Tags: dynamic programming, software development
11 Comments
For fibMemoizedPosition, at the trivial case it should be “guard n < i" in order to work properly
As a member of Code Review Stack Exchange, I do have to point out that the indentation in pairNumbersMemoized is not consistent. If only there was a site you could put up code for review before you publish it on your blog…
I think there is something wrong with your solution of pair of numbers. You are assuming that there is no repetition of numbers in your sequence and the query number is the sum of those. The correction for the brute force solution could be (python):
for i,a in enumerate(sequence):
diff =sum-a
for j,b in enumerate(sequence):
If(i != j and b==diff):
Return(a,b)
…
For the other solution my idea is using a dictionary instead of a set and for each diff save a list of values that give the diff number, in the end just look for the list with two elements. Of course this time the cost is worse since you need to build the dictionary O(n) and then search the list with length 2 O(n-1). Let me know what you think.
Memoization shouldn’t be used in the Fibonacci sequence example, there is no need to store the whole sequence as you only ever need to previous two values. Storing the whole lot in an array is a waste of memory and isn’t showing a novice programmer how this problem should be solved.
I think the example is in case someone wants random access to the Fibonacci sequence.
Okay thanks to this post I understood memoization (a word almost impossible to type with autocorrect on btw), and realized I was actually using it while not understanding the term, that might prove useful!
But I still don’t understand what is dynamic in that usage, why is that more dynamic than the non memoized version?
See here for the origin of the term: https://en.wikipedia.org/wiki/Dynamic_programming#History
As someone who doesn’t usually click on article-links from the Overflow, I have to say I was disappointed with this one. If this is the quality of articles I can expect from that newsletter, I may not be clicking in too often.
To call this guide “complete” even for beginners, would be a bit of a stretch. It doesn’t even begin to touch upon what I consider the basics of DP, which is the solving of problems by solving other (smaller) sub-problems. Sure, once you have that problem sub-structure defined, you might realize that there’s a lot of repetitive work being done and memoization can help. And then maybe you refine your implementation to work “bottom up” instead of recursion-with-memoization.
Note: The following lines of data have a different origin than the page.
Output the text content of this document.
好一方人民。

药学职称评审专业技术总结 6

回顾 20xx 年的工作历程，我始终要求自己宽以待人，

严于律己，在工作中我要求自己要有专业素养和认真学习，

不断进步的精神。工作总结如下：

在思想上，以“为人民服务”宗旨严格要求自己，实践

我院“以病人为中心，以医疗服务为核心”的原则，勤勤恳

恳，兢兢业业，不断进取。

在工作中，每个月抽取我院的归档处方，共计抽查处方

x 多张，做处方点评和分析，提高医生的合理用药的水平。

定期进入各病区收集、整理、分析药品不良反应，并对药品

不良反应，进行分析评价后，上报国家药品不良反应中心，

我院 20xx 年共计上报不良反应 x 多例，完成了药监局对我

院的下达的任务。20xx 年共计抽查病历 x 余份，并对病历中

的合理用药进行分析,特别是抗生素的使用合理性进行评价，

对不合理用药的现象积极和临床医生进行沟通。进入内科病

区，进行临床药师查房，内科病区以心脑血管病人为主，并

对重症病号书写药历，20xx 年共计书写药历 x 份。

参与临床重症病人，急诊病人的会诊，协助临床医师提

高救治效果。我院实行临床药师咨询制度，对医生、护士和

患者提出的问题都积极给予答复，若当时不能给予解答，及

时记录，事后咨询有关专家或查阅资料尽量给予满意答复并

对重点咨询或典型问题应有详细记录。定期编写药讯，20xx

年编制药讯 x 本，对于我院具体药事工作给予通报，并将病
This article instead, makes it sound like memoization *is* DP, which isn’t entirely accurate or helpful. Readers are better off referring to other resources to get a handle on DP.
Dynamic programming is not the same as memo’ization. Dynamic programming is the notion of solving successively growing subproblems. It is a way to solve problems where, once solve a subproblem, the next larger one uses this and you never have to go back. Of course, recording these subproblem solutions is memo’ization, but there’s more to it.
A much better example is the Smith-Waterman algorithm for gene matching. There `value(i,j)=min( value(i-1,j),value(i,j-1) )` so you make a “wavefront” for values as you progress through `i,j` space.
This is very informative the article broadens my mind on what dynamic programming is.
Unfortunately, I have to agree with Miles Smarck’s comment with the lack of quality and clickbait title of this post. This is not the complete guide and DP is much more than just memoization. I would strongly recommend reading better material to learn DP, this post is definitely not it. This isn’t the first time I have read a poorly written article on this blog and will consider reducing my time invested here as it is not improving.